In Praise of... Gerry Johansson
Last September, at the very impressive Si Fest #21 festival in Savignano, Italy, I met the Swedish photographer Gerry Johansson. I was there with The Sound of Two Songs; he'd been invited to show his Deutschland series.
We spent several hours together, roaming the many shows, swapping stories, sharing our love of 'quiet' photography and our mutual pursuit of beauty in the ordinary. I remember thinking it'd been a very long time since I'd met such a kindred spirit, and I like to think we reassured each other.
'Deutschland', twelve years in the making, was a huge show: About 100 pictures, all printed the same (modest) size and hung around the walls of the gallery in a continous straight line. Yes, I know... That sounds terribly dull, and if you were to walk round quickly that's exactly what you might have thought. But Gerry's pictures don't give much away to a swift glance; each one, beautifully seen and meticulously composed, requires time. Give it, and you'll be rewarded. I promise.

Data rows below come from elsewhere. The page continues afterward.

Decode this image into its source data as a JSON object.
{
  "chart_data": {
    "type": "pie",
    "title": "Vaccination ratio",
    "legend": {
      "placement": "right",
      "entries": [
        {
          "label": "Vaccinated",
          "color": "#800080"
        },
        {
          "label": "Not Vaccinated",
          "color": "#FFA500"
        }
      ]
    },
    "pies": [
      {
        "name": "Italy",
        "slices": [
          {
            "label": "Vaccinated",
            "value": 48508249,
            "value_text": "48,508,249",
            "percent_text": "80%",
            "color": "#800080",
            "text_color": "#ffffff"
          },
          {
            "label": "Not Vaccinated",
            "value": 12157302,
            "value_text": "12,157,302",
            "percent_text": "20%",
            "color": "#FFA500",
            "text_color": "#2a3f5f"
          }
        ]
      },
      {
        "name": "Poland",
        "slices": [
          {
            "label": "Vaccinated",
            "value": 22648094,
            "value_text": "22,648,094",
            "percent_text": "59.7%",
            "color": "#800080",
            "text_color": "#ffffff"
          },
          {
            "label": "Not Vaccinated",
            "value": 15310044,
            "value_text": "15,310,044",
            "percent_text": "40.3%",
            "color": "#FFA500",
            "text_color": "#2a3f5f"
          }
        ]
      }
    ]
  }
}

He told me he'd printed everything himself, using all sorts of bromide papers, some cold, others warm, but each one selected specifically for the content of each picture. He'd made all his frames too, each painted a slightly different shade of white to match the prints. Yes, really.
His pictures always contain something man-made but on the other hand are absolutely devoid of people. He goes to places he fancies, and wanders, armed only with his trusty Rolleiflex, its fixed standard lens, and a pocketful of black and white film. He looks for "things I like and can look at for a long time"... an apparently simple premise and a very welcome one in our (sometimes) conceptually saturated photographic world. But if you listen to Gerry talk you realise he's anything but niave. He's a man who's been around a long time and knows exactly what he's doing.
And then there's his sequencing. I'm always telling students to spend as much time editing and sequencing their pictures as they take to make them. But that Gerry... he (usually) just puts them in alphabetical order of place. OK, it's helps that there's no colour in the work, since it's less complicated sequencing monochrome pictures. But somehow, in Gerry's case anyway, his method just... works.